Kathleen Margaret Edwards was born on July 11th 1978 in Ottawa, Ontario. Her father was a diplomat,and Kathleen grew up in such countries as South Korea and Switzerland. At the age of five, she started taking classical violin lessons that continued for the next twelve years. This came in handy when she recorded Failer; Kathleen played and arranged all the string parts on the album.

In 1997 her family moved back to Canada, and Kathleen’s musical tastes changed. Before this time she was mainly interested in mainstream pop music, but now she started to listen to her brother’s record collection. Her brother’s music included artists Bob Dylan and Neil Young. During her last two years of high school she started to play more guitar than studying.

“I played in (a school) band, but I never played in a band that wasn’t part of my musical upbringing, until I started playing guitar at summer-camp. I started playing more and more and wouldn’t study for exams, and just play down in my room. It started to take priority over doing well in school.

In 1999 she started to play open mike nights, and at the same time she started writing her own songs. She recorded the six-song ep Building 55, pressing 500 copies. She took it on a tour of a tour of Canada in her Suburban truck, the one pictured on the cover of Failer. She booked her own shows-made just enough gas money to take her from place to place.

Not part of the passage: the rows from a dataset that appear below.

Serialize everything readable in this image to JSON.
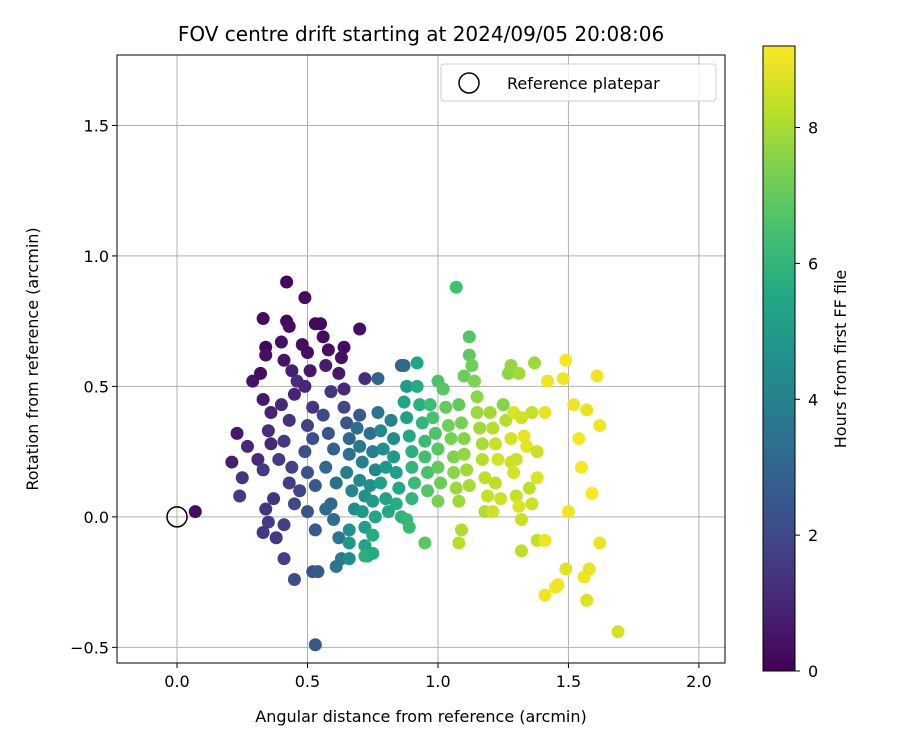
{
  "chart_data": {
    "type": "scatter",
    "title": "FOV centre drift starting at 2024/09/05 20:08:06",
    "xlabel": "Angular distance from reference (arcmin)",
    "ylabel": "Rotation from reference (arcmin)",
    "xlim": [
      -0.23,
      2.1
    ],
    "ylim": [
      -0.56,
      1.77
    ],
    "xticks": [
      0.0,
      0.5,
      1.0,
      1.5,
      2.0
    ],
    "xtick_labels": [
      "0.0",
      "0.5",
      "1.0",
      "1.5",
      "2.0"
    ],
    "yticks": [
      -0.5,
      0.0,
      0.5,
      1.0,
      1.5
    ],
    "ytick_labels": [
      "−0.5",
      "0.0",
      "0.5",
      "1.0",
      "1.5"
    ],
    "grid": true,
    "legend": {
      "location": "top-right",
      "entries": [
        {
          "label": "Reference platepar",
          "marker": "open-circle",
          "x": 0.0,
          "y": 0.0
        }
      ]
    },
    "colorbar": {
      "label": "Hours from first FF file",
      "colormap": "viridis",
      "range": [
        0,
        9.2
      ],
      "ticks": [
        0,
        2,
        4,
        6,
        8
      ],
      "tick_labels": [
        "0",
        "2",
        "4",
        "6",
        "8"
      ]
    },
    "points_format": [
      "x",
      "y",
      "hours"
    ],
    "points": [
      [
        0.07,
        0.02,
        0.3
      ],
      [
        0.23,
        0.32,
        0.6
      ],
      [
        0.21,
        0.21,
        0.8
      ],
      [
        0.25,
        0.15,
        1.4
      ],
      [
        0.24,
        0.08,
        1.6
      ],
      [
        0.27,
        0.27,
        1.0
      ],
      [
        0.29,
        0.52,
        0.5
      ],
      [
        0.33,
        0.76,
        0.3
      ],
      [
        0.34,
        0.65,
        0.2
      ],
      [
        0.34,
        0.62,
        0.4
      ],
      [
        0.32,
        0.55,
        0.3
      ],
      [
        0.33,
        0.45,
        0.6
      ],
      [
        0.36,
        0.4,
        0.9
      ],
      [
        0.35,
        0.33,
        1.2
      ],
      [
        0.36,
        0.28,
        1.0
      ],
      [
        0.31,
        0.22,
        1.1
      ],
      [
        0.33,
        0.18,
        1.5
      ],
      [
        0.34,
        0.03,
        1.4
      ],
      [
        0.33,
        -0.06,
        1.5
      ],
      [
        0.35,
        -0.02,
        1.6
      ],
      [
        0.37,
        0.07,
        1.3
      ],
      [
        0.38,
        -0.08,
        1.5
      ],
      [
        0.41,
        -0.16,
        1.7
      ],
      [
        0.42,
        0.9,
        0.1
      ],
      [
        0.42,
        0.75,
        0.2
      ],
      [
        0.43,
        0.73,
        0.3
      ],
      [
        0.4,
        0.67,
        0.4
      ],
      [
        0.41,
        0.6,
        0.5
      ],
      [
        0.44,
        0.56,
        0.8
      ],
      [
        0.46,
        0.52,
        1.2
      ],
      [
        0.45,
        0.47,
        0.9
      ],
      [
        0.4,
        0.43,
        1.1
      ],
      [
        0.43,
        0.37,
        1.3
      ],
      [
        0.41,
        0.29,
        1.5
      ],
      [
        0.39,
        0.22,
        1.6
      ],
      [
        0.44,
        0.19,
        1.8
      ],
      [
        0.43,
        0.13,
        1.6
      ],
      [
        0.45,
        0.05,
        2.0
      ],
      [
        0.41,
        -0.03,
        1.7
      ],
      [
        0.47,
        0.1,
        1.9
      ],
      [
        0.49,
        0.84,
        0.2
      ],
      [
        0.48,
        0.66,
        0.3
      ],
      [
        0.5,
        0.63,
        0.4
      ],
      [
        0.51,
        0.56,
        0.6
      ],
      [
        0.49,
        0.5,
        1.0
      ],
      [
        0.52,
        0.42,
        1.4
      ],
      [
        0.5,
        0.35,
        1.8
      ],
      [
        0.52,
        0.3,
        2.1
      ],
      [
        0.49,
        0.25,
        2.2
      ],
      [
        0.5,
        0.17,
        2.4
      ],
      [
        0.53,
        0.12,
        2.6
      ],
      [
        0.5,
        0.02,
        2.3
      ],
      [
        0.53,
        -0.05,
        2.5
      ],
      [
        0.52,
        -0.21,
        2.4
      ],
      [
        0.54,
        -0.21,
        2.6
      ],
      [
        0.45,
        -0.24,
        2.2
      ],
      [
        0.53,
        -0.49,
        2.5
      ],
      [
        0.53,
        0.74,
        0.2
      ],
      [
        0.55,
        0.74,
        0.2
      ],
      [
        0.56,
        0.69,
        0.3
      ],
      [
        0.58,
        0.64,
        0.4
      ],
      [
        0.57,
        0.58,
        0.7
      ],
      [
        0.59,
        0.48,
        1.4
      ],
      [
        0.56,
        0.39,
        2.0
      ],
      [
        0.58,
        0.32,
        2.4
      ],
      [
        0.6,
        0.26,
        2.8
      ],
      [
        0.57,
        0.19,
        3.1
      ],
      [
        0.61,
        0.13,
        3.4
      ],
      [
        0.59,
        0.05,
        3.0
      ],
      [
        0.57,
        0.03,
        3.2
      ],
      [
        0.6,
        -0.01,
        3.3
      ],
      [
        0.62,
        -0.08,
        3.6
      ],
      [
        0.63,
        -0.16,
        3.8
      ],
      [
        0.61,
        -0.19,
        3.5
      ],
      [
        0.64,
        0.65,
        0.3
      ],
      [
        0.63,
        0.61,
        0.4
      ],
      [
        0.62,
        0.55,
        0.6
      ],
      [
        0.64,
        0.49,
        1.0
      ],
      [
        0.64,
        0.42,
        1.9
      ],
      [
        0.65,
        0.36,
        2.5
      ],
      [
        0.66,
        0.3,
        3.0
      ],
      [
        0.66,
        0.24,
        3.4
      ],
      [
        0.65,
        0.17,
        3.8
      ],
      [
        0.67,
        0.1,
        4.2
      ],
      [
        0.68,
        0.03,
        4.4
      ],
      [
        0.66,
        -0.05,
        4.6
      ],
      [
        0.66,
        -0.1,
        4.8
      ],
      [
        0.66,
        -0.16,
        4.5
      ],
      [
        0.69,
        0.34,
        3.3
      ],
      [
        0.7,
        0.27,
        3.6
      ],
      [
        0.71,
        0.21,
        4.0
      ],
      [
        0.7,
        0.14,
        4.3
      ],
      [
        0.72,
        0.08,
        4.6
      ],
      [
        0.71,
        0.02,
        4.9
      ],
      [
        0.72,
        -0.04,
        5.1
      ],
      [
        0.72,
        -0.11,
        5.3
      ],
      [
        0.73,
        -0.15,
        5.5
      ],
      [
        0.7,
        0.72,
        0.4
      ],
      [
        0.72,
        0.53,
        1.2
      ],
      [
        0.7,
        0.39,
        2.6
      ],
      [
        0.74,
        0.32,
        3.4
      ],
      [
        0.75,
        0.25,
        3.9
      ],
      [
        0.76,
        0.18,
        4.2
      ],
      [
        0.74,
        0.12,
        4.6
      ],
      [
        0.75,
        0.06,
        5.0
      ],
      [
        0.76,
        0.0,
        5.4
      ],
      [
        0.75,
        -0.07,
        5.6
      ],
      [
        0.72,
        -0.15,
        5.8
      ],
      [
        0.75,
        -0.14,
        5.6
      ],
      [
        0.77,
        0.53,
        2.9
      ],
      [
        0.77,
        0.4,
        3.6
      ],
      [
        0.78,
        0.33,
        4.3
      ],
      [
        0.79,
        0.26,
        4.6
      ],
      [
        0.8,
        0.19,
        4.9
      ],
      [
        0.78,
        0.13,
        5.2
      ],
      [
        0.8,
        0.07,
        5.3
      ],
      [
        0.81,
        0.02,
        5.5
      ],
      [
        0.82,
        0.37,
        4.0
      ],
      [
        0.83,
        0.3,
        4.5
      ],
      [
        0.83,
        0.23,
        4.9
      ],
      [
        0.84,
        0.17,
        5.2
      ],
      [
        0.85,
        0.11,
        5.5
      ],
      [
        0.84,
        0.05,
        5.7
      ],
      [
        0.86,
        0.0,
        5.9
      ],
      [
        0.86,
        0.58,
        2.8
      ],
      [
        0.87,
        0.58,
        3.2
      ],
      [
        0.88,
        0.5,
        5.0
      ],
      [
        0.87,
        0.44,
        5.3
      ],
      [
        0.88,
        0.38,
        5.2
      ],
      [
        0.89,
        0.31,
        5.5
      ],
      [
        0.9,
        0.25,
        5.8
      ],
      [
        0.9,
        0.19,
        6.0
      ],
      [
        0.91,
        0.13,
        6.2
      ],
      [
        0.9,
        0.07,
        6.0
      ],
      [
        0.88,
        -0.01,
        6.1
      ],
      [
        0.89,
        -0.04,
        6.2
      ],
      [
        0.92,
        0.59,
        5.4
      ],
      [
        0.92,
        0.5,
        5.6
      ],
      [
        0.93,
        0.43,
        5.8
      ],
      [
        0.94,
        0.36,
        6.0
      ],
      [
        0.95,
        0.29,
        6.2
      ],
      [
        0.95,
        0.23,
        6.4
      ],
      [
        0.96,
        0.17,
        6.5
      ],
      [
        0.96,
        0.1,
        6.7
      ],
      [
        0.97,
        0.43,
        6.3
      ],
      [
        0.98,
        0.38,
        6.5
      ],
      [
        0.99,
        0.32,
        6.6
      ],
      [
        1.0,
        0.26,
        6.8
      ],
      [
        1.0,
        0.19,
        7.0
      ],
      [
        1.01,
        0.13,
        7.1
      ],
      [
        1.0,
        0.06,
        7.3
      ],
      [
        0.95,
        -0.1,
        6.8
      ],
      [
        1.0,
        0.52,
        6.6
      ],
      [
        1.02,
        0.49,
        6.8
      ],
      [
        1.03,
        0.42,
        7.0
      ],
      [
        1.04,
        0.35,
        7.2
      ],
      [
        1.05,
        0.3,
        7.3
      ],
      [
        1.06,
        0.23,
        7.4
      ],
      [
        1.06,
        0.17,
        7.6
      ],
      [
        1.07,
        0.11,
        7.8
      ],
      [
        1.08,
        0.06,
        7.9
      ],
      [
        1.07,
        0.88,
        6.4
      ],
      [
        1.08,
        0.43,
        6.9
      ],
      [
        1.09,
        0.36,
        7.3
      ],
      [
        1.1,
        0.3,
        7.5
      ],
      [
        1.1,
        0.24,
        7.7
      ],
      [
        1.11,
        0.18,
        7.9
      ],
      [
        1.12,
        0.12,
        8.0
      ],
      [
        1.09,
        -0.05,
        8.1
      ],
      [
        1.08,
        -0.1,
        8.2
      ],
      [
        1.1,
        0.54,
        7.1
      ],
      [
        1.12,
        0.62,
        6.9
      ],
      [
        1.12,
        0.69,
        6.7
      ],
      [
        1.13,
        0.58,
        7.2
      ],
      [
        1.14,
        0.52,
        7.4
      ],
      [
        1.15,
        0.46,
        7.6
      ],
      [
        1.15,
        0.4,
        7.8
      ],
      [
        1.16,
        0.34,
        7.9
      ],
      [
        1.17,
        0.28,
        8.0
      ],
      [
        1.17,
        0.22,
        8.2
      ],
      [
        1.18,
        0.15,
        8.3
      ],
      [
        1.19,
        0.08,
        8.4
      ],
      [
        1.18,
        0.02,
        8.1
      ],
      [
        1.21,
        0.02,
        8.5
      ],
      [
        1.2,
        0.4,
        7.9
      ],
      [
        1.21,
        0.34,
        8.2
      ],
      [
        1.22,
        0.28,
        8.4
      ],
      [
        1.23,
        0.22,
        8.6
      ],
      [
        1.22,
        0.13,
        8.3
      ],
      [
        1.24,
        0.07,
        8.5
      ],
      [
        1.25,
        0.43,
        7.5
      ],
      [
        1.26,
        0.37,
        8.2
      ],
      [
        1.27,
        0.55,
        7.6
      ],
      [
        1.28,
        0.58,
        7.7
      ],
      [
        1.29,
        0.4,
        8.7
      ],
      [
        1.28,
        0.3,
        8.6
      ],
      [
        1.28,
        0.21,
        8.5
      ],
      [
        1.29,
        0.17,
        8.6
      ],
      [
        1.3,
        0.08,
        8.4
      ],
      [
        1.3,
        0.22,
        8.5
      ],
      [
        1.31,
        0.04,
        8.7
      ],
      [
        1.32,
        0.38,
        8.6
      ],
      [
        1.31,
        0.55,
        7.9
      ],
      [
        1.32,
        -0.01,
        8.5
      ],
      [
        1.32,
        -0.13,
        8.3
      ],
      [
        1.33,
        0.31,
        8.9
      ],
      [
        1.34,
        0.27,
        8.9
      ],
      [
        1.35,
        0.11,
        8.3
      ],
      [
        1.36,
        0.4,
        8.4
      ],
      [
        1.36,
        0.05,
        8.5
      ],
      [
        1.37,
        0.59,
        7.8
      ],
      [
        1.38,
        0.25,
        8.5
      ],
      [
        1.38,
        0.15,
        8.7
      ],
      [
        1.38,
        -0.09,
        8.4
      ],
      [
        1.41,
        -0.09,
        9.0
      ],
      [
        1.41,
        0.4,
        8.9
      ],
      [
        1.41,
        -0.3,
        9.0
      ],
      [
        1.42,
        0.52,
        9.0
      ],
      [
        1.45,
        -0.27,
        9.1
      ],
      [
        1.46,
        -0.26,
        9.0
      ],
      [
        1.48,
        0.53,
        9.0
      ],
      [
        1.49,
        0.6,
        9.1
      ],
      [
        1.49,
        -0.2,
        8.8
      ],
      [
        1.5,
        0.02,
        9.0
      ],
      [
        1.52,
        0.43,
        9.0
      ],
      [
        1.54,
        0.3,
        9.1
      ],
      [
        1.55,
        0.19,
        9.1
      ],
      [
        1.56,
        -0.23,
        9.0
      ],
      [
        1.57,
        0.41,
        8.9
      ],
      [
        1.57,
        -0.32,
        8.7
      ],
      [
        1.58,
        -0.2,
        8.9
      ],
      [
        1.59,
        0.09,
        9.2
      ],
      [
        1.61,
        0.54,
        9.0
      ],
      [
        1.62,
        -0.1,
        8.9
      ],
      [
        1.62,
        0.35,
        9.0
      ],
      [
        1.69,
        -0.44,
        8.6
      ]
    ]
  },
  "colors": {
    "grid": "#b0b0b0",
    "axes": "#000000",
    "reference_marker": "#000000"
  }
}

Her latest album, Voyageur, came out on January 17th 2012. It became the most successful release of her career, with Voyageur debuting at #1 on Amazon and iTunes CA, #9 on Amazon US and #2 overall in Canada.

“I really feel as though it’s my best work – I feel so proud of it and it challenges me still in the sense of trying to find ways of doing it justice within a live context. That’s been great because previous albums have felt a little like live songs committed to record which made them a little bit easier to convert thus as I say, Voyageur has represented more of a challenge, and it’s been really rewarding in that sense.”

“I thought to myself: “If this is the last record I get to make, I gotta make it count.”